08 September 2011 #Employment
Two cases have been reported concerning staff sleeping on the job and their rights to receive the NMW for this time. In both cases, the EAT highlighted the danger of confusing ‘work` for minimum wage purposes with ‘working time` under the Working Time Regulations 1998, as the tribunal in both cases appears to have done.
1. Sleeping pub manager
The EAT has held in Wray v JW Lees & Co that time spent by a pub manager sleeping on the employer`s premises overnight, should not be taken into account for the purposes of his National Minimum Wage claim.
Mr Wray was not working during this time (he was sleeping) and would not be required to do any work overnight.
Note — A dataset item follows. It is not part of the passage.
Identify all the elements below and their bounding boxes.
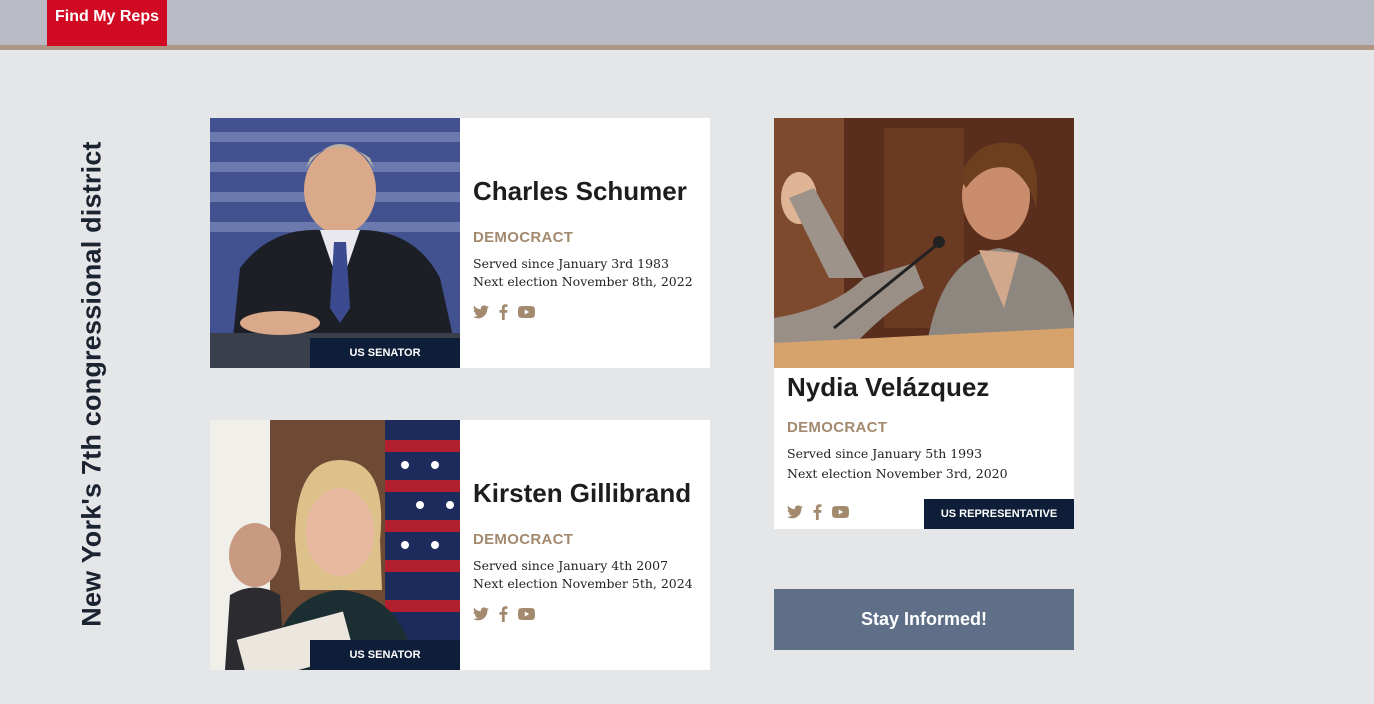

This could therefore be distinguished from cases involving night watchmen or overnight carers in a residential home, who would have responsibilities throughout the night.
2. Casual driver`s overnight stays
In Baxter v Titan Aviation Ltd the EAT has held that lay-over time, which required a worker to stay overnight at a given location ready for work the next day, did not constitute ‘work` under the NMW Regulations.
The EAT found that Mr Baxter was not working during his lay-over periods. He was not at his place of work, was performing no tasks and had no responsibilities. As in the case above, this could be distinguished from night watchman. The only reason for Mr Baxter`s lay-overs was that he could get to work in the morning. Whilst this could be compared to "travelling time" under the NMW Regs, this could still not be treated as time during which Mr Baxter was working under the provisions in question.
Likewise, where workers are supplied with ‘suitable facilities for sleeping` they are treated as working only when awake for the purpose of working. It would be up to Mr Baxter how much of any lay-over period he spent asleep. However, it he was awake for any of this time it would not be ‘for the purpose of working`.